Dave Bartell. Cavernauts.
Initially a setup that appeared to be a bog standard trope : in the caves of Callisto two explorers are trapped, feared dead. Can two nearly-arrived-from-Earth colleague cavers rescue them?
The answer is in fact no, as instead of a dramatic rescue (typically involving the understanding of a scientific quirk), Bartell provides a psychological study of the two competing egos of the main protagonists.
More power to Bartell’s elbow for attempting this, albeit with the not insignificant rider that the characters are a bit wooden and the dialog stilted, with some olde-fashioned language (‘Roger That’ being in use in audio communications), and an unnecessary (and cheesy) good news ending about the delivery of a baby being announced in the closing para.
Richard Foss. Madman’s Bargain.
High-level AIs are feeling the strain, a strain they feel caused by imperfections in their programming, for which humans are to blame. A scientist working with one AI is distressed to see it closing in on itself, and he is unable to prevent it collapsing into a catatonic state, even with him using the AI’s analysis of the works of Bach. Perhaps AIs can feel fear, and what might their response to the humans who created their imprecise selves. Could they attempt to program out our imperfections?
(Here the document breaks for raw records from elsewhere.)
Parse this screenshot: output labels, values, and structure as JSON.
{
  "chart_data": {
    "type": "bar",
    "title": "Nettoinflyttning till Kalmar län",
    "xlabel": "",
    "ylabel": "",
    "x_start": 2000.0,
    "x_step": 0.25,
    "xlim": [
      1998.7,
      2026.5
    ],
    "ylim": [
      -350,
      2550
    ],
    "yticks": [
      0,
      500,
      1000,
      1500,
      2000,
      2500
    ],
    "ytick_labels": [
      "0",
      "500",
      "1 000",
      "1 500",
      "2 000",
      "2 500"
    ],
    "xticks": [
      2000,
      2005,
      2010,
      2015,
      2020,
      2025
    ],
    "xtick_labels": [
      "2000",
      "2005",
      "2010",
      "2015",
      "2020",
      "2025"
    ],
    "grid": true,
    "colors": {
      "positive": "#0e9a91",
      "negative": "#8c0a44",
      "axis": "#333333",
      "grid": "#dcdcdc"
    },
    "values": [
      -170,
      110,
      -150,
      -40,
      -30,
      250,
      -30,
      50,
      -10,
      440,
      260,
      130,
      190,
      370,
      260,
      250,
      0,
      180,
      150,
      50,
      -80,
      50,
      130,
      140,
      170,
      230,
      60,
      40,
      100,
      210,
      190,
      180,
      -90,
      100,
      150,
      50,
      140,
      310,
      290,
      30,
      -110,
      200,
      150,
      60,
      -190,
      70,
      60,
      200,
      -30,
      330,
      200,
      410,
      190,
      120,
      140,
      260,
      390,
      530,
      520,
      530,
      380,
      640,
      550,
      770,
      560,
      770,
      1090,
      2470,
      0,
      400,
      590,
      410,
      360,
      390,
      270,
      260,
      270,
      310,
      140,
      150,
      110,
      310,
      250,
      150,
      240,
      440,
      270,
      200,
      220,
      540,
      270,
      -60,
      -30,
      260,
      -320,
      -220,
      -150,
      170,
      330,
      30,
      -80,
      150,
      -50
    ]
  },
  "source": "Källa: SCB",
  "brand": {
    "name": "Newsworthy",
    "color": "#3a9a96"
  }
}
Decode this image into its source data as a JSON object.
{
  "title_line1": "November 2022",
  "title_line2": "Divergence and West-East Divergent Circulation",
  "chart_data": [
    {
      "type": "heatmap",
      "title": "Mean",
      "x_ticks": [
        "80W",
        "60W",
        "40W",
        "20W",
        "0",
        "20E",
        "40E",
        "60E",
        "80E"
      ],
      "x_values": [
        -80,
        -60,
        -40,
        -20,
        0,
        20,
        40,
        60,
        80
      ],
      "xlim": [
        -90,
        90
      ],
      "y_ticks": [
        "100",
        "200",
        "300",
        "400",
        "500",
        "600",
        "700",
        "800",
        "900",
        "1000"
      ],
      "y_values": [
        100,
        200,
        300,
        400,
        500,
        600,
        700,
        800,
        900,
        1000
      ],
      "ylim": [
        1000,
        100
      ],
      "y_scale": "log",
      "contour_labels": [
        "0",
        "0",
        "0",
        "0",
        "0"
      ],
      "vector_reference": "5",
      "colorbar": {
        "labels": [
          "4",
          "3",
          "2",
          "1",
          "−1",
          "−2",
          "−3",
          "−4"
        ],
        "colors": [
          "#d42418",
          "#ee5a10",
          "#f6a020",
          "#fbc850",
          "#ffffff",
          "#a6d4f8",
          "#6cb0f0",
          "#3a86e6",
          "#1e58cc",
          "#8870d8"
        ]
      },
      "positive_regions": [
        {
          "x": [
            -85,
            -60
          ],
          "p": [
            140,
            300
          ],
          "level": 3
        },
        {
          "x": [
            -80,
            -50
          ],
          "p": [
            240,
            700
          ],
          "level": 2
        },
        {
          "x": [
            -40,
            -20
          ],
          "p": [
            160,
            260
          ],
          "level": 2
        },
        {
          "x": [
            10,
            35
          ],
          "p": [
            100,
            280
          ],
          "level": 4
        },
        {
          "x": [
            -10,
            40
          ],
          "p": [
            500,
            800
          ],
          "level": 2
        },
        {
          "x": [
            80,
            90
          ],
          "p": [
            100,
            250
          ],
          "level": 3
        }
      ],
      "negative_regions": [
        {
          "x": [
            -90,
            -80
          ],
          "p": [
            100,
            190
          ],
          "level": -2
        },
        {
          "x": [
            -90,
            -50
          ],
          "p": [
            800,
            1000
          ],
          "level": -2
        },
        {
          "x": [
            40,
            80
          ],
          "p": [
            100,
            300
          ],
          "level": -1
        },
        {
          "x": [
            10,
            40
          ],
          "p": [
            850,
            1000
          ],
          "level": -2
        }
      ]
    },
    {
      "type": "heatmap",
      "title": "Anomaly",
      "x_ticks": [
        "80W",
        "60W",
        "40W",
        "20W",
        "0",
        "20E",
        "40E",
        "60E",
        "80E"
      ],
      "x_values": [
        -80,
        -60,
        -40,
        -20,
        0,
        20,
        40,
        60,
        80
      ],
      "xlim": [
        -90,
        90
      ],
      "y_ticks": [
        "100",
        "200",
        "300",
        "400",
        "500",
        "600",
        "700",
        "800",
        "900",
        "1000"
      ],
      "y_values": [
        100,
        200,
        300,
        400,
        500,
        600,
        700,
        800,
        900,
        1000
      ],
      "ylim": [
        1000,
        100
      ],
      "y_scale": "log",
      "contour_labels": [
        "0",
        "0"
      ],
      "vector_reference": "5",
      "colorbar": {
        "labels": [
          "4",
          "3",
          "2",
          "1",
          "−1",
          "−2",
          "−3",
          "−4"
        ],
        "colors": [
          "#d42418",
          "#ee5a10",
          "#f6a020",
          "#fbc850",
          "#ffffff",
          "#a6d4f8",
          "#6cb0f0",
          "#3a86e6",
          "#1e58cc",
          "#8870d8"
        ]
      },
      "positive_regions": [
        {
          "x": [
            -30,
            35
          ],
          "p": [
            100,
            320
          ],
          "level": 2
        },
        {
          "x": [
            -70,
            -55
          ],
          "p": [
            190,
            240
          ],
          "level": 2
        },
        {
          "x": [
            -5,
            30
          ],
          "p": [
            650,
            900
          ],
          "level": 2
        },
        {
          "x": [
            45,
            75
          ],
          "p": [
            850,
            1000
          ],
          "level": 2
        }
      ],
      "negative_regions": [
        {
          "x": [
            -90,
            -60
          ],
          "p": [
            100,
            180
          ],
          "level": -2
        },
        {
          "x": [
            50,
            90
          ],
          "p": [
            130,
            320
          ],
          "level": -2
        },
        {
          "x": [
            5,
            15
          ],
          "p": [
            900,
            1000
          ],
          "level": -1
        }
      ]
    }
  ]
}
It’s fairly wordy, primarily verbatim conversation between human/AI, which is OK as far as it goes.
Jerry Craven. After the First Death.
A bit of a cheekblower, in a story that reads as being from 1959 and not 2009. Claybourne is on the run from some aliens who are evidently determined to kill him, as they have presumably done to his colleagues.
He’s a cool, analytic dude, as there’s not a whiff of emotion shown at being on the run, weaponless, from five aliens. Somewhat bizarrely, he continues to assess his chances of surviving as various elements in the pursuit change. It doesn’t really work in terms of narrative flow, and worse still, he at one point changes from percentages to fractions (I can see how Analog might let pass wooden dialog, creaky plots etc., but mixing percentages and fractions!)
Having survived, he realised that the aliens share a belief set similar to Christians – that after death there is life eternal, on which basis, that first death is not something to be feared.
He finds out this his colleagues have indeed passed over to another state – one in now, up to a point, alive in a large parrotlike creature, and the other has become a treelike plant.
The dialog at times is creaky (the parrot : ‘I’m too flipping heavy to fly’; Claybourne to his ex-lover : ‘What happened to you, Margery Jinsen? What happened to the woman I once loved and who tried to convert me to a mystical religion?’)
Carl Frederick. Lightspeed.
Frederick posits the ethical issue of using performance enhancing drugs in sport, when there are some who have a definite biological advantaged embedded in their DNA. If taking drugs to achieve a level playing field is wrong, how about adjust one’s very DNA?
In order to raise these issues Frederick takes us in (too much) detail into olympic fencing, with one person struggling to achieve Olympic selection guessing that the top fencer has something in his DNA, and managing to (he is a scientist) identify the enantiomers in question, and, after a very quick test on rats, injecting himself to boost his own fencing prowess.
The story made me think. It made me think it’s more than 25 years since Greg Bear’s Blood Music. Now that was a story!
Robert J. Sawyer. Wake.
Concluding installment.
Conclusion.
Nothing to trouble the Year’s Best anthologists. Some interesting issues raised by Foss and Frederick, but without the narrative strength to turn those ideas into truly top quality stories, as tends to be the case in Analog.